The honest one. If a previous run of your sim was different from the current run because the underlying RNG, hash-map iteration order, or tie-breaking is non-canonical, then any comparison you draw against the pilot is also noisy. You cannot tell whether the gap is a calibration problem or a determinism problem, because you cannot rerun the sim exactly.

This is what WareMax’s determinism guarantee is for. ChaCha8 RNG seeded from a u64. Id-based tie-breaking throughout. A strict ping-pong handshake between the agent and the sim in the RL loop. Tests in waremax-rl/tests/determinism.rs that fail on any drift. As part of getting there, the project fixed several HashMap-iteration-dependent bugs that had been silently making “seeded” results irreproducible. It is the only way to take a pilot-vs-sim gap seriously: the sim has to be the same sim, every time, before the gap can be attributed to anything else.

What the workflow looks like with WareMax

When a pilot underperforms the sim and the team wants to close the gap, the WareMax workflow is roughly:

Fit service-time distribution from pilot pick-cycle logs. Update service_time_s in scenario YAML.
Fit order shape from pilot order data. Update arrival_process, lines_per_order, sku_popularity. The Zipf alpha is usually the most impactful single parameter.
Calibrate node and edge capacities from observed traffic patterns. Look at the congestion bucket in per-task attribution.
Match the dispatching policy — either pick the heuristic that most closely matches the WMS, or implement the WMS’s policy explicitly.
Re-run the full multi-seed grid with waremax-testing’s A/B machinery and Welch’s t. Confirm the sim-vs-pilot gap is now within the confidence interval.

You will not always close the gap to zero. Sometimes the gap is structural — the pilot warehouse has a constraint the sim cannot represent (a charging-station layout limit, an operator-skill distribution, a SKU receiving cadence).

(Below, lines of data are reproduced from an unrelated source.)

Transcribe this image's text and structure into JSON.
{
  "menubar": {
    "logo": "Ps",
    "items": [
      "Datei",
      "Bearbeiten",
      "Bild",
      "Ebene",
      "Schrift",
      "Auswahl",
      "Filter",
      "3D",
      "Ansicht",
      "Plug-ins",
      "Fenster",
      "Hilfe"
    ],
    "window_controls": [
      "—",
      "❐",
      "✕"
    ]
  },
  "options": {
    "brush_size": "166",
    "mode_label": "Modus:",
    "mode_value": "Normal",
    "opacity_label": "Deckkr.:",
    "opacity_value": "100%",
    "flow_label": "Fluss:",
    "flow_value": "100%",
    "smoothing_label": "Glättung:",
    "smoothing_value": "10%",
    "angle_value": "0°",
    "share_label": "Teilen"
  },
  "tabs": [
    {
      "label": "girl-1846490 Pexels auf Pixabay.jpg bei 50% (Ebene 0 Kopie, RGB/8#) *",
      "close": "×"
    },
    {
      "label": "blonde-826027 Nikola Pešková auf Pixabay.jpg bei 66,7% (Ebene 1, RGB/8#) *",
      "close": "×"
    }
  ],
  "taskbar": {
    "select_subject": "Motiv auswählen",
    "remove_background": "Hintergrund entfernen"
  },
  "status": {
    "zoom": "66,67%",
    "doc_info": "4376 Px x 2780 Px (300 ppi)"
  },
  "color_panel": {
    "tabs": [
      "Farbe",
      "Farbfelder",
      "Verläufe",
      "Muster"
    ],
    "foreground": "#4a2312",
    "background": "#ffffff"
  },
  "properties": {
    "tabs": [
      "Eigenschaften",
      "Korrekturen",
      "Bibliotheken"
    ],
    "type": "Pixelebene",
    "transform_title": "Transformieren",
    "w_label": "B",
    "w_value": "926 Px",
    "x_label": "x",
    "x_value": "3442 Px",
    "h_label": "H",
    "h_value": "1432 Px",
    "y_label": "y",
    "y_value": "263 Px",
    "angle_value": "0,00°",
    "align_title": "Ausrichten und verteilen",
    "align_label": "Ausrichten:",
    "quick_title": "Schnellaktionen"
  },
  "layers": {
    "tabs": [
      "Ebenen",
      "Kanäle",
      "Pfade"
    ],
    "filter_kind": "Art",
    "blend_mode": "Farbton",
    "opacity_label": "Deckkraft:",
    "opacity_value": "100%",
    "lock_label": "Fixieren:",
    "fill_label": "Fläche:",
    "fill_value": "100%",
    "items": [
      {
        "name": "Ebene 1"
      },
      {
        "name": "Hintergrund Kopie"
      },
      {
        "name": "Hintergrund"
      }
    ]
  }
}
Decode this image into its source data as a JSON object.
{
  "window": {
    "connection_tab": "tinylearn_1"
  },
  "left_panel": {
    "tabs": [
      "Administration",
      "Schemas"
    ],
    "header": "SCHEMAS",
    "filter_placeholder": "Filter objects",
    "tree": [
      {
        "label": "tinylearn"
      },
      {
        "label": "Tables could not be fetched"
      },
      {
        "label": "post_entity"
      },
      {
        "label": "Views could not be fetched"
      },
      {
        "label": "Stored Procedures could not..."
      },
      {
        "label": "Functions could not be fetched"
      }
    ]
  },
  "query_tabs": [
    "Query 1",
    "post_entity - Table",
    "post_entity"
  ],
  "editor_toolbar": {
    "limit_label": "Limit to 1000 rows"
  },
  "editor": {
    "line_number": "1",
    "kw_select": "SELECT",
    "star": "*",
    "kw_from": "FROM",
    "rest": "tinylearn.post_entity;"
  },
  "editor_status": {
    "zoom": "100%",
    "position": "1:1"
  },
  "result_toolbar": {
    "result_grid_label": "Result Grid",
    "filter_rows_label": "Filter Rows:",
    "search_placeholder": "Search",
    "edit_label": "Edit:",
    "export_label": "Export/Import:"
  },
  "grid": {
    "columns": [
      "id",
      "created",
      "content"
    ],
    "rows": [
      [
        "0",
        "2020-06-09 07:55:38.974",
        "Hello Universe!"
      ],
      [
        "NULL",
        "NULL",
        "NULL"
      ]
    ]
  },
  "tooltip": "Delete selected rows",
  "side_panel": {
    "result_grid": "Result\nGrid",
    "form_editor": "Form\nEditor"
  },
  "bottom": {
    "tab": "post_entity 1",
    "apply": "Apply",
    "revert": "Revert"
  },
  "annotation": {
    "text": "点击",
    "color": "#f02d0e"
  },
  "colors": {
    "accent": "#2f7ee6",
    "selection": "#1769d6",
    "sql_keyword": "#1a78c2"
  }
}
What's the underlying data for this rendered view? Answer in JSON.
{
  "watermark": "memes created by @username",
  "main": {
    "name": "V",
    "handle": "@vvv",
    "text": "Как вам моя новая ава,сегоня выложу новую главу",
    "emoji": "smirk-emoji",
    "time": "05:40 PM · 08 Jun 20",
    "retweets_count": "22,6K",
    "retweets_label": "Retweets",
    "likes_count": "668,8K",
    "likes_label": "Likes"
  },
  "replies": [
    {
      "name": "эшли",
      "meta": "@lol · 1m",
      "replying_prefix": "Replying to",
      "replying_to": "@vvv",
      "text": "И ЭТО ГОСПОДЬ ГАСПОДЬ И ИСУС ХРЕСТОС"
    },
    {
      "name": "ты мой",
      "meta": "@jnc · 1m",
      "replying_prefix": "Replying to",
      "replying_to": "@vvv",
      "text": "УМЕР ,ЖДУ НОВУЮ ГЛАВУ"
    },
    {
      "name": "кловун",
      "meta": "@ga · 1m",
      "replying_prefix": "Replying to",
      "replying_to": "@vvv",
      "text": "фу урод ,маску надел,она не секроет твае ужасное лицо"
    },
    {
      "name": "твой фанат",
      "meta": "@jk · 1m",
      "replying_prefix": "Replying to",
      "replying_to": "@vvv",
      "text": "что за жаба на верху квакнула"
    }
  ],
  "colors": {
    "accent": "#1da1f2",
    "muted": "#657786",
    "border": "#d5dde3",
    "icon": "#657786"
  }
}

When that happens, WareMax will at least let you bound how much of the gap is not explained by the modeled effects, which tells you where to look next.

That — the ability to bound the unexplained gap — is the practical payoff of the rest of this post. It is what high-fidelity, reproducible, narrowly-scoped simulation buys you. Not certainty about the pilot, but a much shorter list of explanations for the difference between sim and pilot, with the most-likely ones already ruled in or out.